A quick application of DL for image Classification

Data Prep / loading

Before creating an Image classifier it is necessary to gather a dataset of images representing the different categories you wish to classify. For my example I used a browser extension to download images as I browsed real-estate websites (zillow, immowelt, suumo, etc.). Next I used an ipynb I made to sort the dataset https://github.com/pickpj/img-labeler-nb/blob/main/sep.ipynb .

Next we: import libraries, check folder for images that can’t be opened, and load the images into a DataBlock.
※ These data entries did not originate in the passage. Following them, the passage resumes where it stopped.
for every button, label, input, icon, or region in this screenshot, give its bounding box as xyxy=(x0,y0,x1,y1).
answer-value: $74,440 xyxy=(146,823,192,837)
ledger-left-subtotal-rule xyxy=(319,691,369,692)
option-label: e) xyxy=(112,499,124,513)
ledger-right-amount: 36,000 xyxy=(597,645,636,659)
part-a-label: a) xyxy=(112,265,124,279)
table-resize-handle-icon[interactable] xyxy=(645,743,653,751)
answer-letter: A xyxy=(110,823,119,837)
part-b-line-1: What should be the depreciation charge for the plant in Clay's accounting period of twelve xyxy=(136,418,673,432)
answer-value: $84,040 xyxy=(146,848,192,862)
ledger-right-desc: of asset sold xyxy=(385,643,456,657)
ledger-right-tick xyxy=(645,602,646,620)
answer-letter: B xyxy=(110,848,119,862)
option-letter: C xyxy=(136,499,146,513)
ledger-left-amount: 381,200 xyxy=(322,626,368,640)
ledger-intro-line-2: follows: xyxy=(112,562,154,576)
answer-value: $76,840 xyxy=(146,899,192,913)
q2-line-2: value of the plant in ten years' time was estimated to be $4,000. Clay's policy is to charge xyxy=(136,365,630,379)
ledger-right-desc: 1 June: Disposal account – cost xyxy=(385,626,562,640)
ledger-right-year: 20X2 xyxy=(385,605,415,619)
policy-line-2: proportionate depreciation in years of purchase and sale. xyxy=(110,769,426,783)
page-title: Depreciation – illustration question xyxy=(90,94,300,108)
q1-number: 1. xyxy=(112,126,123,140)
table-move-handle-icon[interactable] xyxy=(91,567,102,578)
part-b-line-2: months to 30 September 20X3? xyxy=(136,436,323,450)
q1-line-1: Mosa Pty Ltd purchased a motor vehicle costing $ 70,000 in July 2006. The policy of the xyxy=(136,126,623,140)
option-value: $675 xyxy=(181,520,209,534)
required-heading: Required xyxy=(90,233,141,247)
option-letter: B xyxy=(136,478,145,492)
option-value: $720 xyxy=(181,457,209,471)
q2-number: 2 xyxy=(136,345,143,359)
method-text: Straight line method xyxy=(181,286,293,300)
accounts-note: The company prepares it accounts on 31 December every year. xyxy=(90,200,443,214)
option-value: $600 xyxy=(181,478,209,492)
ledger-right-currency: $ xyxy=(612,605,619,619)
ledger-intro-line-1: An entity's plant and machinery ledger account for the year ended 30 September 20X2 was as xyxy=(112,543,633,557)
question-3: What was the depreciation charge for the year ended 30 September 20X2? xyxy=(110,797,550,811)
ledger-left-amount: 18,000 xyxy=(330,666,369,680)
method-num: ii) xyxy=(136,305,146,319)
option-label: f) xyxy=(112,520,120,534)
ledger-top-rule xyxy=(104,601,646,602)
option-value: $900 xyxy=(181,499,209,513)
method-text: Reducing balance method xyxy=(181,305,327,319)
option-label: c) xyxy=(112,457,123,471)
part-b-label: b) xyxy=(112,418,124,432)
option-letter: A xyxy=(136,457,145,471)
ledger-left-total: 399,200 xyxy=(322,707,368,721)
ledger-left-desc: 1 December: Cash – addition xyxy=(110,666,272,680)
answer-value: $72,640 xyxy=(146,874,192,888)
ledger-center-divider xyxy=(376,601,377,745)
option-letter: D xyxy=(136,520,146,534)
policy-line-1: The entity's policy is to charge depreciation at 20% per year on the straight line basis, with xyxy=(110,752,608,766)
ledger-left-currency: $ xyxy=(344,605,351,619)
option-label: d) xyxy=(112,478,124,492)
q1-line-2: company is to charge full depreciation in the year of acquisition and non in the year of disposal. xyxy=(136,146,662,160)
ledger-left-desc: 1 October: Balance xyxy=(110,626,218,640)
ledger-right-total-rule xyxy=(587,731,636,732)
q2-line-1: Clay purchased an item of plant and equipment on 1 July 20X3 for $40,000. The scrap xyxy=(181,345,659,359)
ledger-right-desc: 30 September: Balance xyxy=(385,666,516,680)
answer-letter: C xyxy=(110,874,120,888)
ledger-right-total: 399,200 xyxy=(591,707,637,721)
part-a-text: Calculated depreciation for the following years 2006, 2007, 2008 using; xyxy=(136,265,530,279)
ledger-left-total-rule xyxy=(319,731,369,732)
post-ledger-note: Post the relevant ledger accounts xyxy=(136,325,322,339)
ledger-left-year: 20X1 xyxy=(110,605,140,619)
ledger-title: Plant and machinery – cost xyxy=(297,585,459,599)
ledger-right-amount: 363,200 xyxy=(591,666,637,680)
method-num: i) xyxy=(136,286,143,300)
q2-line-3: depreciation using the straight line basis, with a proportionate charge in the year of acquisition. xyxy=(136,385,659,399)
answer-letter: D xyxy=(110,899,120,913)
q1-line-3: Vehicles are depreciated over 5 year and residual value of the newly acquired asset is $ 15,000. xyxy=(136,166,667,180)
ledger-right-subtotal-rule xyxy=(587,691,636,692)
The DataBlock handles train/test split (splitter), and transformations (item_tfms). However, we will still need to have a separate test dataset, which can be done at a later time. The command du --inodes -d 2 counts the number of files (490 images), from this we can see the data is balanced between the two categories (57.8:42.2%).

from fastai.data.all import *
from fastai.vision.all import *

fp = Path("./Data")

failed = verify_images(get_image_files(fp))
failed.map(fp.unlink)

dblock = DataBlock(
    blocks=(ImageBlock, CategoryBlock), 
    get_items=get_image_files, 
    get_y=parent_label,
    splitter=RandomSplitter(valid_pct=0.25),
    item_tfms=[Resize(192, method="squish")]
).dataloaders(fp)

os.system("(cd Data && du --inodes -d 2)")
dblock.show_batch(max_n=9)

283 ./Interior
207 ./Exterior
491 .

Training / Fine-tuning

We then use an existing image model/pre-trained weights (arch) of weights and fine tune it to our dataset. Resnet18 is a small model the can be trained quickly with great performance. There are better models like swin_t, but the gains are marginal and training is longer. More SotA models can be found on the pytorch site https://pytorch.org/vision/stable/models.html#classification .

vismodel = vision_learner(dblock, resnet18, metrics=error_rate)
vismodel.fine_tune(3)

epoch	train_loss	valid_loss	error_rate	time
0	0.893850	0.085667	0.032787	00:26

epoch	train_loss	valid_loss	error_rate	time
0	0.096202	0.013392	0.008197	00:36
1	0.058436	0.004852	0.000000	00:35
2	0.043074	0.006278	0.000000	00:38

Results

From there the model can be exported/saved. To use the saved model there is the load_learner and .predict() functions.

vismodel.export("model.pkl")
vm = load_learner("model.pkl")

The predict function outputs the result and a tensor containing the probabilities of each category.

print(vm.predict("interior.webp"))
print(vm.predict("difficult-interior.webp"))

('Interior', tensor(1), tensor([5.3082e-05, 9.9995e-01]))
('Interior', tensor(1), tensor([0.0440, 0.9560]))

As can be seen from the output the model is able to identify both images of interior with high confidence. The “difficult-interior” image still performed well with ~95% confidence.